There is really a lot to see in terms of nature and viewpoints in the Golan Heights. We decide to start with Nimrod's Fortress, which is still very well preserved and looks really beautiful in the bright sunshine. In addition, from up there you have a wonderful view of the entire surrounding area. Unfortunately, we are unable to find the Banias Waterfall, which we still want to see, but generally exploring the area by car is not a waste of time at all.

So we drive back to Majdal Shams in the evening and can't resist going to the sandwich shop from this morning again. A sandwich is a good breakfast and a good dinner. As we enjoy the filled flatbread, we start chatting with the older owner of the shop, who runs the business here together with his wife and son.

He wants to know if we have ever been to Damascus. That is the most beautiful city of all, he says. It turns out that he is from Syria and his family was separated by the Arab-Israeli war and the subsequent occupation of the Golan Heights. A large part of the family still lives in Damascus. He shares this fate with so many other people here in the Golan Heights.

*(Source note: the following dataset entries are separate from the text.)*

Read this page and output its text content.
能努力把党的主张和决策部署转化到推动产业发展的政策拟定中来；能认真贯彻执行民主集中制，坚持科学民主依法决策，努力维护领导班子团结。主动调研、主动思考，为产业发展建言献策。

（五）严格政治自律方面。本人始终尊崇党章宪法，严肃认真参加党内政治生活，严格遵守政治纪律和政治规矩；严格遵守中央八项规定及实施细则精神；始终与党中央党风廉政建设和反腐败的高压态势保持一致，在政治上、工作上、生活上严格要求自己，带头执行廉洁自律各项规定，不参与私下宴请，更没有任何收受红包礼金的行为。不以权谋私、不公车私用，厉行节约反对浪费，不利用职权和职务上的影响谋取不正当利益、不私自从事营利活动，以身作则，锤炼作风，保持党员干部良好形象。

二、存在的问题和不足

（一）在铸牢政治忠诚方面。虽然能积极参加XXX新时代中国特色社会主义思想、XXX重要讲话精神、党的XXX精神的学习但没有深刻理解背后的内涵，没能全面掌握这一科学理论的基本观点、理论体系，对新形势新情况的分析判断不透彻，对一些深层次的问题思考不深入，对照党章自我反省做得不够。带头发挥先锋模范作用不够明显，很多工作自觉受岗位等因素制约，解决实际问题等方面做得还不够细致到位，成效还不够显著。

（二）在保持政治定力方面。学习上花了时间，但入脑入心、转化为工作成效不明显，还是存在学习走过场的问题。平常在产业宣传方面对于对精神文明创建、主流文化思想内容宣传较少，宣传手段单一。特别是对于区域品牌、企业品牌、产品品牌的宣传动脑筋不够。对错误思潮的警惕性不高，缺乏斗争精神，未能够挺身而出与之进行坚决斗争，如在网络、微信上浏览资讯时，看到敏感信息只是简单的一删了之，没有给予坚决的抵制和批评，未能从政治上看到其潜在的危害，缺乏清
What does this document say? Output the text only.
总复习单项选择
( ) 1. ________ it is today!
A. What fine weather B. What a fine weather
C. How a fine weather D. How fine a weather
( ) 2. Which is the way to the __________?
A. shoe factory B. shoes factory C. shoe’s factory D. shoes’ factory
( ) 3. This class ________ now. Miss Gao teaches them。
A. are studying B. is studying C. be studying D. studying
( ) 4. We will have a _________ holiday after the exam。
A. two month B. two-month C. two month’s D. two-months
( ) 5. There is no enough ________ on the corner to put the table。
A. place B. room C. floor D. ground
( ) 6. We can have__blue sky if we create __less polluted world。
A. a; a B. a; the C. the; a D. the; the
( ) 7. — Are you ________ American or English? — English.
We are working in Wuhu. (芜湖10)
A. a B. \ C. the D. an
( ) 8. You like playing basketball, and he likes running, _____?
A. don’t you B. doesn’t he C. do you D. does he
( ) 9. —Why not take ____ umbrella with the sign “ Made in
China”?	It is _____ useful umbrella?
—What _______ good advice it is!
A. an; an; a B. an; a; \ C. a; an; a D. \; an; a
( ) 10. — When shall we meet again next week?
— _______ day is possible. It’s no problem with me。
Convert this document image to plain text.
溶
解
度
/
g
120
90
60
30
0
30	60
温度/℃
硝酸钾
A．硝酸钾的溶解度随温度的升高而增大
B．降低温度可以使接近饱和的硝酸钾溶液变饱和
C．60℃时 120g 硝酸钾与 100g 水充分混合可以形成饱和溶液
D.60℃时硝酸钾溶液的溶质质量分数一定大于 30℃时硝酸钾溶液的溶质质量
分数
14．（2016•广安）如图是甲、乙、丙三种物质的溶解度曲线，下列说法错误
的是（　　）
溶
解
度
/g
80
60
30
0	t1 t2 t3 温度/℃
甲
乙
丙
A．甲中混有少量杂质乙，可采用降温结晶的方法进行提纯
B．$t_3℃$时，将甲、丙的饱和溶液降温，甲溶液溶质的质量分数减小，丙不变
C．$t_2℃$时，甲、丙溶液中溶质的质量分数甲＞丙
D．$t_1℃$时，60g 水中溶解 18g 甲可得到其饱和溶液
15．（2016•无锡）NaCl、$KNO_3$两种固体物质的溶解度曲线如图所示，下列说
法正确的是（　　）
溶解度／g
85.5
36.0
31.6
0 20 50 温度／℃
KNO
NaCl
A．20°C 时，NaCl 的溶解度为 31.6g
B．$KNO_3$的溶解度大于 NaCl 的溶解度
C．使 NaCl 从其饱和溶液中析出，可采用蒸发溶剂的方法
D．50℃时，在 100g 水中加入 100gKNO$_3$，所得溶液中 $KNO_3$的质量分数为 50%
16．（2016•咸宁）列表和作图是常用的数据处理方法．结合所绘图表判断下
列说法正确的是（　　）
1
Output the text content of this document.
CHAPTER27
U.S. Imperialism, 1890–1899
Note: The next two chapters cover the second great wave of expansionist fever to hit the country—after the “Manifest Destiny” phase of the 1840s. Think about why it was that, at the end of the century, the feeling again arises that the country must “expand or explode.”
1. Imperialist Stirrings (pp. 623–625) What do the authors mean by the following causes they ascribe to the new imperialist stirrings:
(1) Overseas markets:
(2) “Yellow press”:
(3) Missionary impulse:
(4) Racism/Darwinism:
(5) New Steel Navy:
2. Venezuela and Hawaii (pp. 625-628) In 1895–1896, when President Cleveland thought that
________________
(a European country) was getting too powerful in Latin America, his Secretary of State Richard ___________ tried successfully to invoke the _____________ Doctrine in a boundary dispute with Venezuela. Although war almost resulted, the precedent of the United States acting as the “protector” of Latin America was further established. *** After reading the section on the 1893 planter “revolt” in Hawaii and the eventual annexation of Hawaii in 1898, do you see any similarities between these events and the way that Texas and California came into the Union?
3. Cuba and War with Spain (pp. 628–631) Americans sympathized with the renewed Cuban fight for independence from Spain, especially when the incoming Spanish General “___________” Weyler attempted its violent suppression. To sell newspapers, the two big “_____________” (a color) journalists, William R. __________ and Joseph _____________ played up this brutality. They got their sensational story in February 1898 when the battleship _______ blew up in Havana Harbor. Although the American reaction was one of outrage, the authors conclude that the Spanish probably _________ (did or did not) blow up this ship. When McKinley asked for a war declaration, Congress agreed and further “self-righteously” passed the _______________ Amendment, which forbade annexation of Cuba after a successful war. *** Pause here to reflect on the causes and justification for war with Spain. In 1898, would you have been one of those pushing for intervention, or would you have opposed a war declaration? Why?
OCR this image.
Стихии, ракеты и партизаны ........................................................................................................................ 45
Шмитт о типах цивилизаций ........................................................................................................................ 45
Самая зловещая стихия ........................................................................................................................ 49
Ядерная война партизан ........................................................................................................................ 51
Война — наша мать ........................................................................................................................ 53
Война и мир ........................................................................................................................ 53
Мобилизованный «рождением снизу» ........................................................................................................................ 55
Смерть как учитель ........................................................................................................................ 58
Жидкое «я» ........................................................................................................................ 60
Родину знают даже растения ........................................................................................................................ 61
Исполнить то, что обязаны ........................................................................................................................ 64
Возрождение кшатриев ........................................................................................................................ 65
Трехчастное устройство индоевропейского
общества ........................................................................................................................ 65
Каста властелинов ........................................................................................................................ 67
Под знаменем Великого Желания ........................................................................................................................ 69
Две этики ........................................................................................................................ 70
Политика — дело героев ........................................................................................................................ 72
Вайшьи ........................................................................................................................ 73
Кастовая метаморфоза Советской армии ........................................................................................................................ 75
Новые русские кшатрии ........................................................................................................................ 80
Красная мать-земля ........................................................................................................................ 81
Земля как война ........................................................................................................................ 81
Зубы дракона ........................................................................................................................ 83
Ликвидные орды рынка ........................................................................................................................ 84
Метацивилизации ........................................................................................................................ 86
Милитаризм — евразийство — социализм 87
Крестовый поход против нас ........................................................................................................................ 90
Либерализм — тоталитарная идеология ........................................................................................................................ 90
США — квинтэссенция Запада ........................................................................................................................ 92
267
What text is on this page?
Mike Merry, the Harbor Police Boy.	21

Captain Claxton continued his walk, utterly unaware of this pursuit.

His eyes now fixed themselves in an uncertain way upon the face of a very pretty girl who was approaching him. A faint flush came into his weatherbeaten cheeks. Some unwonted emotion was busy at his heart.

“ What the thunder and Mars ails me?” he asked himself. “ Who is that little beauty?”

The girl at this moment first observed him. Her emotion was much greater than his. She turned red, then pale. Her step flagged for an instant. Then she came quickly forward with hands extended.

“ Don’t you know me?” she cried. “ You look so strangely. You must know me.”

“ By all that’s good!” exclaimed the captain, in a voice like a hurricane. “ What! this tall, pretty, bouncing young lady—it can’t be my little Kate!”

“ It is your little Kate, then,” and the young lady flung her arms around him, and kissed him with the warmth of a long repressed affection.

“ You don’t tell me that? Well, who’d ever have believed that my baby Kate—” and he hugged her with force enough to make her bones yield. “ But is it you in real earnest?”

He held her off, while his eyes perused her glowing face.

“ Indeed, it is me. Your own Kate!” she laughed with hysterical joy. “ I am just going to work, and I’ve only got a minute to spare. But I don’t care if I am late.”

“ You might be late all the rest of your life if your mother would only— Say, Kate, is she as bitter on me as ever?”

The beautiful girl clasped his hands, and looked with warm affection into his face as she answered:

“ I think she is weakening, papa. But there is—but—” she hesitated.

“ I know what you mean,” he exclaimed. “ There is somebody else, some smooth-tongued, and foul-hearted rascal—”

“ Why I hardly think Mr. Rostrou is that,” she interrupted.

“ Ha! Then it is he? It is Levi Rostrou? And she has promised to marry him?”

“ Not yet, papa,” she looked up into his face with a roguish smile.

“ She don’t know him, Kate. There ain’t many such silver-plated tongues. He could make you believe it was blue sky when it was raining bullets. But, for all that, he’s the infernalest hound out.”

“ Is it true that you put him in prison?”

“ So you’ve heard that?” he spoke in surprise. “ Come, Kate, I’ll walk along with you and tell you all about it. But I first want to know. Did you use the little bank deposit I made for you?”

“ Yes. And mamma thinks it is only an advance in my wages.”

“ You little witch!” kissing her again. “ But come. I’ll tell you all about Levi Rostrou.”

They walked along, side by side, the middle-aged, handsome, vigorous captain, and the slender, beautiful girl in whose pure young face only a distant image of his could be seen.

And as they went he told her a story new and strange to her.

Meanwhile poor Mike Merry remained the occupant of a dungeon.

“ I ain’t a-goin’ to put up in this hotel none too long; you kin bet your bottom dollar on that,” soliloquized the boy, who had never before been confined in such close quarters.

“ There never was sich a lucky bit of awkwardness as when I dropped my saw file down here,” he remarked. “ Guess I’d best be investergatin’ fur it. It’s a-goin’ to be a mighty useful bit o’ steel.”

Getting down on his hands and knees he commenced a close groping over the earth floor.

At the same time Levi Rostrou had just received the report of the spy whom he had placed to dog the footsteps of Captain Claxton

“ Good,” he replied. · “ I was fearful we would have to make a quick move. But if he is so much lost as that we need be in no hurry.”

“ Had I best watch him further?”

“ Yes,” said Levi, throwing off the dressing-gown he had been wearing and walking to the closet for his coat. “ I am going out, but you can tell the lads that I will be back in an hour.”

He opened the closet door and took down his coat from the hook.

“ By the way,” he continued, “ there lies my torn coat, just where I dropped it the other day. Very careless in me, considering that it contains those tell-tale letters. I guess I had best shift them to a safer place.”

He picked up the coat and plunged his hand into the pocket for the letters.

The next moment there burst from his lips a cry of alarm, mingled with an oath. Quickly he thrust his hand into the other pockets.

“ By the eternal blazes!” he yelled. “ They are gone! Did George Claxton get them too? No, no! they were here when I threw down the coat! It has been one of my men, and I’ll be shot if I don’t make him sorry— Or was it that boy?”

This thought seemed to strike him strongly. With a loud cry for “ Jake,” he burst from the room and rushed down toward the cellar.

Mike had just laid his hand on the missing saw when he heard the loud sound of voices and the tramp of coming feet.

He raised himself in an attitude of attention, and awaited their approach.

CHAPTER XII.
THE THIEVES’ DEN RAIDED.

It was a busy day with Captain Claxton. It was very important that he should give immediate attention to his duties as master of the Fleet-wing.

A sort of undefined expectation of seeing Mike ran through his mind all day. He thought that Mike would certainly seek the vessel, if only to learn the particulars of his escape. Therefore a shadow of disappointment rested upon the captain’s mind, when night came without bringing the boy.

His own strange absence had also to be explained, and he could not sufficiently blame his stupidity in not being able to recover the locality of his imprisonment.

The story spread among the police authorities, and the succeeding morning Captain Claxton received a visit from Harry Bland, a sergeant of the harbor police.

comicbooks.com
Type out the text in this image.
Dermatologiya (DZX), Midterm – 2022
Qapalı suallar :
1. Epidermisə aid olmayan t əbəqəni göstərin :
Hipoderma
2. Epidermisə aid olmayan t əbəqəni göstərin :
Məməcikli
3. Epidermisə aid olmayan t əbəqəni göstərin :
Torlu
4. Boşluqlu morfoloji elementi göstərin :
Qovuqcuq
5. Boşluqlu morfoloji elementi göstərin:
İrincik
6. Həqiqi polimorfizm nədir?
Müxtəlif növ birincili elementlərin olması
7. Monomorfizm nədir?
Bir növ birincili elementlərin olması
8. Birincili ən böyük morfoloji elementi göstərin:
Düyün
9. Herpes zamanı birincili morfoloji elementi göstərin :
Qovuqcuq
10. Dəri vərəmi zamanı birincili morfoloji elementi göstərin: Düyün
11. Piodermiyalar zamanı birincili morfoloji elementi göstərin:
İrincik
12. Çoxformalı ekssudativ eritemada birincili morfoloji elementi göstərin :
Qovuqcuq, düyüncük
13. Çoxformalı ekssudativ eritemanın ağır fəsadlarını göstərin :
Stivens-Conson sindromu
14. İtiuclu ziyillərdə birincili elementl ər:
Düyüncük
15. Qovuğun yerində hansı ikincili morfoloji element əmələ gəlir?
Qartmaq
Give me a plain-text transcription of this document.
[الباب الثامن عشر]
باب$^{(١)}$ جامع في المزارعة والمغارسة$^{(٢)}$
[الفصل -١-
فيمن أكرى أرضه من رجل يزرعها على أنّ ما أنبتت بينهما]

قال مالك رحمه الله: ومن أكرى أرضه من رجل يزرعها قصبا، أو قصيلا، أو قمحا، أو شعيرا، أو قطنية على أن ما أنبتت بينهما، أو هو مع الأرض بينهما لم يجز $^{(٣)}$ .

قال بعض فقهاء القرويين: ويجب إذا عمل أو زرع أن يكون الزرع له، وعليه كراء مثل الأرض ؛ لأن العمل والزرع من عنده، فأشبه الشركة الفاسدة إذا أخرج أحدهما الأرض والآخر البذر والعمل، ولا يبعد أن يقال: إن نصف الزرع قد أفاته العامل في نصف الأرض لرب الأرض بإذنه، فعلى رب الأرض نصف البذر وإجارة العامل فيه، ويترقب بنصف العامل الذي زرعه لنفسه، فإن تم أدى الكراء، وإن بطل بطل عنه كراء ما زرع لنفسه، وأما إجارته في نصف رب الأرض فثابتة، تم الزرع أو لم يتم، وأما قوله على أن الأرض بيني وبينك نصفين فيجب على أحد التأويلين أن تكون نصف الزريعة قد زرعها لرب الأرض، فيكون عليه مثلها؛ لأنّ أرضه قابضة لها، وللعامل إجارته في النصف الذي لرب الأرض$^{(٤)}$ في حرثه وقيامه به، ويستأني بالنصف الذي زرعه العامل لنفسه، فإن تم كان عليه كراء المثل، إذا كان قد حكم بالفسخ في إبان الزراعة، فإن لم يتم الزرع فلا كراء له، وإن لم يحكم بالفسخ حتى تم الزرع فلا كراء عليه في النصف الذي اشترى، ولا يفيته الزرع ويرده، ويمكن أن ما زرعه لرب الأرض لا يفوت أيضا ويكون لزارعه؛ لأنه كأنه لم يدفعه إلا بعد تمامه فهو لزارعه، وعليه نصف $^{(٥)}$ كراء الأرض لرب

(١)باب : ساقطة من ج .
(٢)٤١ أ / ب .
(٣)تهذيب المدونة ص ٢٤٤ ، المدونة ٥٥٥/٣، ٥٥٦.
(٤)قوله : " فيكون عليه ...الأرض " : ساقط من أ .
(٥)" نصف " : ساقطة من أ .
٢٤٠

However, the Israeli occupation of the Golan Heights not only means that the families live formally in two different countries, but also that they can no longer see each other, even if they are only a few kilometers apart. As most other Druze, he did not accept Israeli citizenship at the time and therefore only has a kind of tolerated status. This means he is neither allowed to enter Israeli territory nor cross the border into Syria. "The other side," as he calls Syria, is so close but still unreachable for him and his family. He says they are treated worse than cattle here. And the Israeli occupiers on the other side have even less morality than animals. A lion only kills when it is hungry and wants to eat, he explains. The occupiers, on the other hand, always want to gain more territory, no matter the cost.

Despite all the pain and frustration that is evident in his language, there is still no hatred towards individual people or groups. He doesn't understand why everyone is always fighting each other because of religion, skin color, or any other discriminatory reason. They could all just live together in peace. As if he had planned it, a group of young Israeli soldiers comes into his shop, all wearing their weapons around their necks and now order a sandwich. What can you do, we ask him, when there is peace in the shop again. He shrugs. Talk, he says. Talk to each other.

It is now dark and it is time to leave. Carefully we maneuver down the road past the potholes from the Golan Heights to the town of Tiberias on the Sea of Galilee, where we end the evening with a beer on the rooftop terrace of our hostel. These were two very intense and demanding days.